Before any clear evidence appears, the townspeople believe that the murder was committed by Noah Bluestone, a native American veteran who retuned to the town with his Japanese wife Kyoko. Krueger, who has a background in social anthropology, also delves deep into the prejudices and xenophobia of 1950s’ America. He takes readers into the culture and history of the “First People” of Minnesota, the Ojibwe, whose spiritual connection with the land has marked it for eternity.

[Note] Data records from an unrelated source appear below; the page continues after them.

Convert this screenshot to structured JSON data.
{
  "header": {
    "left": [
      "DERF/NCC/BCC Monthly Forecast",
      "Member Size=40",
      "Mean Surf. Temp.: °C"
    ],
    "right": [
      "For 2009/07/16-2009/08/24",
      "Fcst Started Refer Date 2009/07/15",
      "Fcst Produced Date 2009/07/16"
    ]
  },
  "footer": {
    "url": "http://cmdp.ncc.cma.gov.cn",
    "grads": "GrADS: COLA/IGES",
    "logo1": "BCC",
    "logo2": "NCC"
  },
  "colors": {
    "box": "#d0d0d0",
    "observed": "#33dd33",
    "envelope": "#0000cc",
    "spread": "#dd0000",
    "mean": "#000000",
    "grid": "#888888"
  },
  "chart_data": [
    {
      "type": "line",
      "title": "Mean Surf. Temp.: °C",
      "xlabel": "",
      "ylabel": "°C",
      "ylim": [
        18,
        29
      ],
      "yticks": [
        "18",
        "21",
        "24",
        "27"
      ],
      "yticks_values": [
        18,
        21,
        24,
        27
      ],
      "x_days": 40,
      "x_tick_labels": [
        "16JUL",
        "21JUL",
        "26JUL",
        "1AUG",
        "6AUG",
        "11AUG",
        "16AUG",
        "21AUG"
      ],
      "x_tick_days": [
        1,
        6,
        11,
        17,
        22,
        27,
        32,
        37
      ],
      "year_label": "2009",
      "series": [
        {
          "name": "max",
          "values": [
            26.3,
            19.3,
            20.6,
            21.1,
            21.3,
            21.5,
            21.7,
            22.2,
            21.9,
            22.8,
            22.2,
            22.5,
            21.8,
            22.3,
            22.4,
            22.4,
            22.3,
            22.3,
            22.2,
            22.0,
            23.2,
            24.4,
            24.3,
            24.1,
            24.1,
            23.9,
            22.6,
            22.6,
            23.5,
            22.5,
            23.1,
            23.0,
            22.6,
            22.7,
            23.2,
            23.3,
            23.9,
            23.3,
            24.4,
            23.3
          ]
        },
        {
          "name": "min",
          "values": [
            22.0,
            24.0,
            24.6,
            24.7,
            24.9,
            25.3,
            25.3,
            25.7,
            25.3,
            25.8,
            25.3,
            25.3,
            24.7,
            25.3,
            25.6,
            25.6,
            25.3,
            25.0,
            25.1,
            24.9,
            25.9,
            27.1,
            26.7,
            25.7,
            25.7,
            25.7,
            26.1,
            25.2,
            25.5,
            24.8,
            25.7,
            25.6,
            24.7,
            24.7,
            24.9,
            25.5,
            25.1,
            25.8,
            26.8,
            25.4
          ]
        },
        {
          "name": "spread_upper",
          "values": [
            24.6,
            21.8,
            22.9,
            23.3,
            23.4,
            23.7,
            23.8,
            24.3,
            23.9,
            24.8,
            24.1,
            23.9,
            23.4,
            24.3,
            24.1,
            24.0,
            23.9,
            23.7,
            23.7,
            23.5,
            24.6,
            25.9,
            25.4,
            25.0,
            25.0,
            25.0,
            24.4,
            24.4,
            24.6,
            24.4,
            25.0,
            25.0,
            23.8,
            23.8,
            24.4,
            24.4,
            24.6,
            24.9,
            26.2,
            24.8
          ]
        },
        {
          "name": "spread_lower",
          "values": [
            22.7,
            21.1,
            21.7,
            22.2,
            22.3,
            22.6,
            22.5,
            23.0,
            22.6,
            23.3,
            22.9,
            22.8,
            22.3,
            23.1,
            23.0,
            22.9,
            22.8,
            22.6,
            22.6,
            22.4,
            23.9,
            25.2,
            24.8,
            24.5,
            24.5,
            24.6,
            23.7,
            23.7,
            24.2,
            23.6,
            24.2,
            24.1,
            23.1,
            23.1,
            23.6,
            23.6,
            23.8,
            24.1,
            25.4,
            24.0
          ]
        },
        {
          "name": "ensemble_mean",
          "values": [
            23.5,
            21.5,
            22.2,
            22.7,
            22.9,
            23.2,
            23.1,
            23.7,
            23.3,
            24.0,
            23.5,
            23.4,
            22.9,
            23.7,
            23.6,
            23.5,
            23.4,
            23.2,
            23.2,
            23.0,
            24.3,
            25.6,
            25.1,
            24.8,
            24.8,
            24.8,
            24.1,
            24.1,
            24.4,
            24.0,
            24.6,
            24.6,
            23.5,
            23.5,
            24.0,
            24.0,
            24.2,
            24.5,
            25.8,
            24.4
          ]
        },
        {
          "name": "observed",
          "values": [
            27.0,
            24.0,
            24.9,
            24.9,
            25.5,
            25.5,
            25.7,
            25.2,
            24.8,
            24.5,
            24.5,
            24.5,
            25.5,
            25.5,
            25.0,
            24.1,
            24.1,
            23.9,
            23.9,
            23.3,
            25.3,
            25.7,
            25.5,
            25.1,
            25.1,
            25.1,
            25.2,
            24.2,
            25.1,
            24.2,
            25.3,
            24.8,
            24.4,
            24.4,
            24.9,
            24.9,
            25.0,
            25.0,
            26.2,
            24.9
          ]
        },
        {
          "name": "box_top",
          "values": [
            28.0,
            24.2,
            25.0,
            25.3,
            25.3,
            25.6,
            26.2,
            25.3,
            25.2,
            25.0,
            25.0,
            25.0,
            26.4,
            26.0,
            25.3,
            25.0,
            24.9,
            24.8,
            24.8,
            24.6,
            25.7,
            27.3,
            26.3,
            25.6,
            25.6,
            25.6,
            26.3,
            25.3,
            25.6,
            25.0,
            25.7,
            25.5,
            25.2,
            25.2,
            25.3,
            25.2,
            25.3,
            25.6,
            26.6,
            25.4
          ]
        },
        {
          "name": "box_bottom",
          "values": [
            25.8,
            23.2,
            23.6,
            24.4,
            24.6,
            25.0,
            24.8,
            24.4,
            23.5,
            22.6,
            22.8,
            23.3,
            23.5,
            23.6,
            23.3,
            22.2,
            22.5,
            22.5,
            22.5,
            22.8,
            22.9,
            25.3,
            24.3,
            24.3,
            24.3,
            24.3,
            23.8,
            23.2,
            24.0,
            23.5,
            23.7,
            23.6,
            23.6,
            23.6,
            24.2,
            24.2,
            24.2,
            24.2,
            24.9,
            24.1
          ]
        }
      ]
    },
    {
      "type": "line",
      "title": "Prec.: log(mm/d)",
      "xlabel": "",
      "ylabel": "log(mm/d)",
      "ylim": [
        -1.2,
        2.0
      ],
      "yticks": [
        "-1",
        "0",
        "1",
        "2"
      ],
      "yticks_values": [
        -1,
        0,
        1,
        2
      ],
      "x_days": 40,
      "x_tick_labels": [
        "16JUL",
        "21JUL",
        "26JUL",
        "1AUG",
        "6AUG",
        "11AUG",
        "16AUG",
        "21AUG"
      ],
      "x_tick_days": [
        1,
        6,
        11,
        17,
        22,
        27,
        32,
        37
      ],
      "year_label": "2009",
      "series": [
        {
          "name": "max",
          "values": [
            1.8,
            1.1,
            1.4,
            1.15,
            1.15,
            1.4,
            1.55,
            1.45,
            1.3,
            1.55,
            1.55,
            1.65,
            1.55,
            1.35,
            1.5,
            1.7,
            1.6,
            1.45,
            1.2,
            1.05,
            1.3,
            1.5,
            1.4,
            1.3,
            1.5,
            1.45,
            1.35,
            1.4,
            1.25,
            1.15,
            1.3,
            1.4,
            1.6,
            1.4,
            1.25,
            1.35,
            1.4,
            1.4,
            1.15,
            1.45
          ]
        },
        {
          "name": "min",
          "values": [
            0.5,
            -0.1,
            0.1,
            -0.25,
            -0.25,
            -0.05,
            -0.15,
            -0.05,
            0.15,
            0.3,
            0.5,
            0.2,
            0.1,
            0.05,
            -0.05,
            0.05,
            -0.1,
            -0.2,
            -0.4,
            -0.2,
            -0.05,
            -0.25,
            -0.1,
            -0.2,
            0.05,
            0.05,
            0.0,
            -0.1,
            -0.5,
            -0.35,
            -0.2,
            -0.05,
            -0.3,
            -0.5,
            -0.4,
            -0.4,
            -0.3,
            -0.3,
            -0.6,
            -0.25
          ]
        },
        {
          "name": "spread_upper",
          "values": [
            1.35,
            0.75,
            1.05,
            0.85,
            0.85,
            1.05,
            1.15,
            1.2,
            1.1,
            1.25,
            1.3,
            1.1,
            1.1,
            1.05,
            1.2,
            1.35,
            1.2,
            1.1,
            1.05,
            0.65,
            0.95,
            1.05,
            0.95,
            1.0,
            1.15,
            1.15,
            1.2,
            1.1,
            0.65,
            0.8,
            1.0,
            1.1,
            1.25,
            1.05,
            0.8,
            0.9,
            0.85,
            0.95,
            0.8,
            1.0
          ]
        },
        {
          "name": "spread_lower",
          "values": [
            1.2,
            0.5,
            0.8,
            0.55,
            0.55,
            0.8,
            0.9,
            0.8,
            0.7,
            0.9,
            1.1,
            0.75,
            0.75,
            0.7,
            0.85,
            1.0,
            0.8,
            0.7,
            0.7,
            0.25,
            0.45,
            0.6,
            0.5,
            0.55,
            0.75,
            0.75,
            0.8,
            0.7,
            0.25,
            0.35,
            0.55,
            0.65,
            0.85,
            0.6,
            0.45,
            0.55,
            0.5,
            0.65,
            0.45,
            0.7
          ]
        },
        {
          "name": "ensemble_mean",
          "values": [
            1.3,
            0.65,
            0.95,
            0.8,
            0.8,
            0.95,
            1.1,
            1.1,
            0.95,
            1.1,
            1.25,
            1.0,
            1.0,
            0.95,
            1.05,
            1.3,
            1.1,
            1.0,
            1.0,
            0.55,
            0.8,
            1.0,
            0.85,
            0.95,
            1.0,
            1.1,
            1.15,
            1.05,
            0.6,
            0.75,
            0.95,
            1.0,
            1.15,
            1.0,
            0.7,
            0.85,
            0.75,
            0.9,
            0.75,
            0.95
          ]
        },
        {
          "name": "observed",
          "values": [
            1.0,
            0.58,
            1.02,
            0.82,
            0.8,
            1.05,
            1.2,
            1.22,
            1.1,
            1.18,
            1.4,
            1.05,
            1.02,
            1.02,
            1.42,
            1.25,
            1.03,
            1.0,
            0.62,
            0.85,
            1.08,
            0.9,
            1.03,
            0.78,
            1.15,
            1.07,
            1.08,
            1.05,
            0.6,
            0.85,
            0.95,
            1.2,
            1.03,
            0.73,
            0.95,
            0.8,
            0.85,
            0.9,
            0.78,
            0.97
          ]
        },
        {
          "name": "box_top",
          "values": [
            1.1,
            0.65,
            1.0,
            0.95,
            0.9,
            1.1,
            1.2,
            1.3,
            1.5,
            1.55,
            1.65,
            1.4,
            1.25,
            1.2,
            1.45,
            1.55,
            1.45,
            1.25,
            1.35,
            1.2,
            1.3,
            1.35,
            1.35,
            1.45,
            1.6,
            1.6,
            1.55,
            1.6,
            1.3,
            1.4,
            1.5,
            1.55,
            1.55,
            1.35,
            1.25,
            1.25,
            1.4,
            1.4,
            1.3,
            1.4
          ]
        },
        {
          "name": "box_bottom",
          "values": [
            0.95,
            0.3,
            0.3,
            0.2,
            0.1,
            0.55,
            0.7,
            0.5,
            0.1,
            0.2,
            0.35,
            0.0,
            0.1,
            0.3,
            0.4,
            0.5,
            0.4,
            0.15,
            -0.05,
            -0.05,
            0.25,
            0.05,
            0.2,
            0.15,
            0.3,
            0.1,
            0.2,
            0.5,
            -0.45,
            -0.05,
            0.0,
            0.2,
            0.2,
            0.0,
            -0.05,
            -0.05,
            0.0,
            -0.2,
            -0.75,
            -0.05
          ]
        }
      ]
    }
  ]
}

The aftermath of World War 2 is central to the story. At its dark heart, the novel looks at the wounds inflicted by wars men fight at home and in foreign countries. “In the end,” Krueger writes, “a soldier kills because all the circumstances of a moment drive him to it. It isn’t for freedom or God, or for the people back home. It’s because he has no choice but to kill. In that moment he’s not thinking of it as a good thing or a bad thing. He’s not thinking about ethics. He’s thinking about keeping himself alive and keeping his comrades alive. And in all that mess, the only thing he wants is for it to end and for him to be alive to see that.”

Not a native of the region, Krueger said in an interview: “Once the Midwest sets a hook in your heart, it always pulls you back.” It’s a theme he explores throughout this tightly plotted novel: “With people, we fall in love too easily, it seems, and too easily fall out of love. But with the land it’s different. We abide much. We can pour our sweat and blood, our very hearts into a piece of earth and get nothing in return but fields of hail-crushed soybean plants or drought-withered cornstalks or fodder for a plague of locusts, and still we love this place enough to die for it. Or kill. In Black Earth County, people understand these things.”

Much more than a mystery, The River We Remember is a profound and stunningly beautiful eulogy to small-town sensibility, to an agrarian past, and to the complex, flawed, and enduring emotional connections people have with the meaning of home.